30.  All the options are assessed against the status quo in relation to the main objective and the following criteria:

(a)  Maintaining New Zealand’s reputation as a leader in best practice of international exchange of information – Ensuring that New Zealand is able to maintain its reputation as a leader in best practice of international exchange of information, particularly in light of the recent expansion of international obligations (in terms of number of treaty partners, the amount of information, and frequency of exchange).

(b)  Maintaining an open economy – The options should ensure that New Zealand maintains an open economy which welcomes an active financial services sector.

(c)  Fairness and integrity (including perceptions of fairness and integrity) – The options should ensure that the law is seen as treating people fairly and consistently and should not allow people to avoid their tax obligations (including any foreign tax obligations).

(d)  Coherency of the tax system – The options should be consistent with other fundamental principles of the tax system.

(e)  Efficiency of compliance and administration – The options should, to the extent possible, minimise compliance costs for foreign trusts and administrative costs for Inland Revenue.

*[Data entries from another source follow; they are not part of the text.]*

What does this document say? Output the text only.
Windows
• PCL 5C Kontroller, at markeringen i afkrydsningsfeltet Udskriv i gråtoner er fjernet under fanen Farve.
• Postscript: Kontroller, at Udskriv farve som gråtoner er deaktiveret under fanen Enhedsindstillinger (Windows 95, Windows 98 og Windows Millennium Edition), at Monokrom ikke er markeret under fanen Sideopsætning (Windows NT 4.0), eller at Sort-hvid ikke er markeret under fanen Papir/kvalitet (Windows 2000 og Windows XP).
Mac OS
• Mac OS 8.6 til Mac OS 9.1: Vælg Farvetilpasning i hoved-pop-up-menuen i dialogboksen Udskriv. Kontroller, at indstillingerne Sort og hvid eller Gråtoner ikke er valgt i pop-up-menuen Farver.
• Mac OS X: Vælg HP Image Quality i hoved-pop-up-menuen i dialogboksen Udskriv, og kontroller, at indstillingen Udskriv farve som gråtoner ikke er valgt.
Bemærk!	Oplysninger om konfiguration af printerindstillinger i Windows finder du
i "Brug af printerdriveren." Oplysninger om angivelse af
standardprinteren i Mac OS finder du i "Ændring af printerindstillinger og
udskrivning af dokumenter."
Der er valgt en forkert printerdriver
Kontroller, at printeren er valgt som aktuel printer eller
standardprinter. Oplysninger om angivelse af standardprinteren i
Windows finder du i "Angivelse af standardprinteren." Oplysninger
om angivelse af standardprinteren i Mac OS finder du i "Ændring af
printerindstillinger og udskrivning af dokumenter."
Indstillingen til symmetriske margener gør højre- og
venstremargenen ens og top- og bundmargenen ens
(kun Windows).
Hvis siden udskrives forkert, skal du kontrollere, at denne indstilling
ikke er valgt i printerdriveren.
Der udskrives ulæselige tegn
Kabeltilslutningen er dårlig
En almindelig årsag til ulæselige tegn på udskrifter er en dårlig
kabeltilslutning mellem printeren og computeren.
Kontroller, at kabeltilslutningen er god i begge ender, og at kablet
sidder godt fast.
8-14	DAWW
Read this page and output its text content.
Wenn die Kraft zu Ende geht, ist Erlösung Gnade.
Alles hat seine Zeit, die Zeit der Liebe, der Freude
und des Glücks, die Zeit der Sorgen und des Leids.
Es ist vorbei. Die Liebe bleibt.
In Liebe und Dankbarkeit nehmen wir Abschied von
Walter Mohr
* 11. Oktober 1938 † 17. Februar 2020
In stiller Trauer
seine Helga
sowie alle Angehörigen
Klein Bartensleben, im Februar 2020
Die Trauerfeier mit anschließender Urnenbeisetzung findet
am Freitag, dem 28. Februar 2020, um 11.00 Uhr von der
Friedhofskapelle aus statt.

31.  In this context, we consider that more weight should be given to criteria (a), (c) and (d). For example, where there is a conflict between maintaining New Zealand’s reputation and minimising compliance and administrative costs, there should be relatively more weight attached to maintaining New Zealand’s reputation.

REGULATORY IMPACT ANALYSIS

32.  Three options have been considered in this RIS:

Option 1: Retain the status quo

Option 2: Implement the changes recommended by the Inquiry that relate to registration, increased disclosure, and increased information sharing with some refinements (Inland Revenue’s recommended option).

Option 3: Repeal the tax exemption for foreign trusts.

Option 1

33.  Option 1 is to retain the status quo.